平面的には、やさしく抱えとめるような凹曲線。


立面的には、ふんわりと盛り上がる凸曲線。


いずれも「波」を意識していますが、なかなか良い雰囲気に仕上がりました。



ちなみに、湾曲部の足元は ピンコロ舗装です。(アパートのエントランスと合わせています。)



 


天板・座面の表面や、階段の側面などの目立つところには、


ベージュ色の目地モルタルを入れて仕上げます。


(弊社で特別にオーダーしている、コッツウォルズストーンに合う目地セメントを使用しています。)



 


目地を入れると、



このように。


天然石積み由来の むき出しの粗さ・荒々しさがやわらいで、


全体がしっとりと、なめらかで柔らかな質感に落ち着きます。



 


最後の仕上げに。


ここは十字路に面した角ということで、



「石敢當」を埋め込みました。


 


「いしがんとう」と読みます。
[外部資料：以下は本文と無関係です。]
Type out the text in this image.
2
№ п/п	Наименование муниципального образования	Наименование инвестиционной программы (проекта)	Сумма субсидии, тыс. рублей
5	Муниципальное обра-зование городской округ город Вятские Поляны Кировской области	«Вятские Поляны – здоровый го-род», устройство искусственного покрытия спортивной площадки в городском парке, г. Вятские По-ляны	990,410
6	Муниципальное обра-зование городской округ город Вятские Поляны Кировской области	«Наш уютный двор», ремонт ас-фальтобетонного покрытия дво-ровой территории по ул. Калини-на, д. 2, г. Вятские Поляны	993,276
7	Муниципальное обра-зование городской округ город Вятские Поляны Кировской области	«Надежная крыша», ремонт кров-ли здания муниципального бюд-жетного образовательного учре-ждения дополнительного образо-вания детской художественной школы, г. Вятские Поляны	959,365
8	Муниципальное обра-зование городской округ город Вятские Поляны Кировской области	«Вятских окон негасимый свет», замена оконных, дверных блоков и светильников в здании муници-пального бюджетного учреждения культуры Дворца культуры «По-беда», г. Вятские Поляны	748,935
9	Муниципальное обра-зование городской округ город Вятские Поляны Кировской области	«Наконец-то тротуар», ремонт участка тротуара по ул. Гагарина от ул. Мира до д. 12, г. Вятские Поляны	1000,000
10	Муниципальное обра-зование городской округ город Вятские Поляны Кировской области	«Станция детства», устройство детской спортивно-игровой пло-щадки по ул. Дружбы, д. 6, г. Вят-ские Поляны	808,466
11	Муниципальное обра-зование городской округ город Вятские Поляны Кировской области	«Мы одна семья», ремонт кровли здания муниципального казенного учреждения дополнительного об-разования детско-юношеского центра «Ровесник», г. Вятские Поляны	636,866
主に沖縄で見られる‘魔除け’です。


沖縄にゆかりのあるオーナーさんが 故郷の石屋さんに頼んで造らせた、立派な本場モノ。


パワーが入っていて、ずっしり重い。



 この風習を知らないと、「石・・・なんとかさん」のお家の表札にも見えるかもしれませんが、


伝統的な魔除けなのです。



 かくして、


南のコーナーは、このようになりました。



背後の植栽は まだ1年目につき、まだ心もとないですが、、。


いずれ、こんもり緑に包まれるような感じになったらなーと、願いつつ。



交差点を見守る感じ。


 


石積み花壇とも ゆるやかな曲線でつながっていきます。



 



南北に長~く伸びる、石積み花壇外壁。南の端っこは、ベンチになりました。


次回は、北の端っこをご紹介したいと思います。